In the earlier days of the Internet domain names (e.g., .com, .org) were generally more meaningful than they are today. Now there is often little distinction between a website with a .com or a .org domain. And while .edu indicates that a webpage is affiliated with an institution of higher education in some capacity, you should look more carefully as what that affiliation is (for example, a personal website of anyone who works or studies at that institution vs. the official website of a research institute affiliated with that institution).
In other words, examining a web site domain is one method in a multi-step process in evaluating a web site, but it is not always a gold standard methodology in determining the credibility of a web site. Just because a web site has an educational domain (.edu) it does not make it more credible than a .com or a .gov. Using lateral reading techniques introduced in our workshop can help you determine if a website is credible. In short, there is no shortcut to spot a bad website from a domain alone.

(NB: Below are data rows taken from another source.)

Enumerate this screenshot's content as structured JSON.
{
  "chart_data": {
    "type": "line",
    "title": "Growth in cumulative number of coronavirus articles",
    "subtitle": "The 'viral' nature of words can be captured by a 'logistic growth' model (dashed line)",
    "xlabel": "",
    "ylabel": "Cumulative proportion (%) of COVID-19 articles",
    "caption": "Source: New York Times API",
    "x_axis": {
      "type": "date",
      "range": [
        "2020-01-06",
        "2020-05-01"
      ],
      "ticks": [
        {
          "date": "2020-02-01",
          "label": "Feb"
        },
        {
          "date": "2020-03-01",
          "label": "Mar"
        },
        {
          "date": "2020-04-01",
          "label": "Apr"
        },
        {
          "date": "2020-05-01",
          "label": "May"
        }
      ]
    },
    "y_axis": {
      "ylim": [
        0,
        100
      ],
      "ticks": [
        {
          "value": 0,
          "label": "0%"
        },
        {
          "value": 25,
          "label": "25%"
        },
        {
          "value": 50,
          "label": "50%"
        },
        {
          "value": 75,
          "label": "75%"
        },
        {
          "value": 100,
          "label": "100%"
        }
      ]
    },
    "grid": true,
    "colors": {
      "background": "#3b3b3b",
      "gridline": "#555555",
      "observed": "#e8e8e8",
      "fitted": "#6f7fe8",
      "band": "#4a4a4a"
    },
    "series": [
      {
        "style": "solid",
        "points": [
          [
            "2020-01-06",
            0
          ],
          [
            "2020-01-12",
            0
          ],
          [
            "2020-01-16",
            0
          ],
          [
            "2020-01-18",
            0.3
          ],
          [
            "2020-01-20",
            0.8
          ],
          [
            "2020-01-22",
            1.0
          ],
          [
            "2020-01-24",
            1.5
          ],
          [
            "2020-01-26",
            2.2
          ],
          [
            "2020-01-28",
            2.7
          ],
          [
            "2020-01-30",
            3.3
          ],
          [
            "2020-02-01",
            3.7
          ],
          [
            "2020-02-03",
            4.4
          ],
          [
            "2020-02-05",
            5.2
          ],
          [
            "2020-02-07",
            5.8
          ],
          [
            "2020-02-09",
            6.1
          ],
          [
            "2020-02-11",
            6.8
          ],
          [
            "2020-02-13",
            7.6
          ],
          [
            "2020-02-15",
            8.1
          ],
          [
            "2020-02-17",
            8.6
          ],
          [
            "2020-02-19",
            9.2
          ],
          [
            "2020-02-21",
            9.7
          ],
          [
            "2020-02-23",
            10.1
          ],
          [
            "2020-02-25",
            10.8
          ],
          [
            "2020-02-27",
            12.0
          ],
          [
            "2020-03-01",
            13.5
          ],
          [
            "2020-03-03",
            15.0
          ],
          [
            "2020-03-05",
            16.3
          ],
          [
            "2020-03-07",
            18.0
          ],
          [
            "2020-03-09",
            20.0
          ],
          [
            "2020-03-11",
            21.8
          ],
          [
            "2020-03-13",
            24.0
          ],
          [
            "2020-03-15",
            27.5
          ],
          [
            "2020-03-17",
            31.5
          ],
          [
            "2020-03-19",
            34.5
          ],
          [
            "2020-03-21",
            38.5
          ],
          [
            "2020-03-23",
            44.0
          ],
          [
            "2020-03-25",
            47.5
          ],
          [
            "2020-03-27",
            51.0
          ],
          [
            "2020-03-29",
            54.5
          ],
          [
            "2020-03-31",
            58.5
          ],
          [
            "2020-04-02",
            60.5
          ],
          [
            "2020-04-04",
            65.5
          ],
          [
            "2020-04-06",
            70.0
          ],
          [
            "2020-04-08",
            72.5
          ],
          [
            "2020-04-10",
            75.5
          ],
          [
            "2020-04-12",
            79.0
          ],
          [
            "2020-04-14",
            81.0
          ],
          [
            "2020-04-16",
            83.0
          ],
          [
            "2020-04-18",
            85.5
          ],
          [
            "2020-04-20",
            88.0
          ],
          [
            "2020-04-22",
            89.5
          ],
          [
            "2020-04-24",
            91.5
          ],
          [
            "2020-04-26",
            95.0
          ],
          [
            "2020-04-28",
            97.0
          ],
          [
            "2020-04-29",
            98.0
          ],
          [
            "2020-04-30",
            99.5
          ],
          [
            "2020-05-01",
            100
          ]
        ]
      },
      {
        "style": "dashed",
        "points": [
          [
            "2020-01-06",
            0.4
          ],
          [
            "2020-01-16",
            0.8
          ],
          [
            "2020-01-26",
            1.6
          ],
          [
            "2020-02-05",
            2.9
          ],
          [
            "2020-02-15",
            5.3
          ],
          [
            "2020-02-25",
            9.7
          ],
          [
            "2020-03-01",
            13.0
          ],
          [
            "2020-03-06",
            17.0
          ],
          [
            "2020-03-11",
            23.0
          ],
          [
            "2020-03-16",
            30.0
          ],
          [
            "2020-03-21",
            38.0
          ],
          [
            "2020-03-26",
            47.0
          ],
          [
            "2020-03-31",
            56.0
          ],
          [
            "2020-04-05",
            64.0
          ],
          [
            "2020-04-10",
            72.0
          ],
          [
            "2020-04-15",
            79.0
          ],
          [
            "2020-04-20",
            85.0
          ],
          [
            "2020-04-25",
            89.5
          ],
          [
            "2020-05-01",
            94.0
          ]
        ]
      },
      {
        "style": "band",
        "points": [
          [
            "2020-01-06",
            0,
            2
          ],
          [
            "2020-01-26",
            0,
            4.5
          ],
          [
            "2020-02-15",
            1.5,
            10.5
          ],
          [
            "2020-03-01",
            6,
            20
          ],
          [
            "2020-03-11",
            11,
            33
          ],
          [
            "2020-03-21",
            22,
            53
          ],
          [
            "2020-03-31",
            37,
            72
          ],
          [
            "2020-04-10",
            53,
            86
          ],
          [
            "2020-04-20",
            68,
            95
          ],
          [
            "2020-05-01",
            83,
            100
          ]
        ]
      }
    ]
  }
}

You may have heard in the past that you should avoid Wikipedia as a source. We (like Mike Caulfield) will instead encourage you to use Wikipedia, but to do so while recognizing both its strengths and its limitations. Most Wikipedia articles are highly accurate, as Wikipedia has editors who work to ensure that Wikipedia content adheres is its editorial practices, including providing evidentiary sources. Wikipedia articles that are longer and that are older tend to be of higher quality because they have been developed and improved over time by individuals who follow Wikipedia's best practices. That said, it's still true that someone can put inaccurate information on Wikipedia that is not immediately corrected. Wikipedia articles that are about contentious topics and that are undeveloped should be evaluated with greater care. You can also use the references at the end of a Wikipedia page to help you determine its level of accuracy.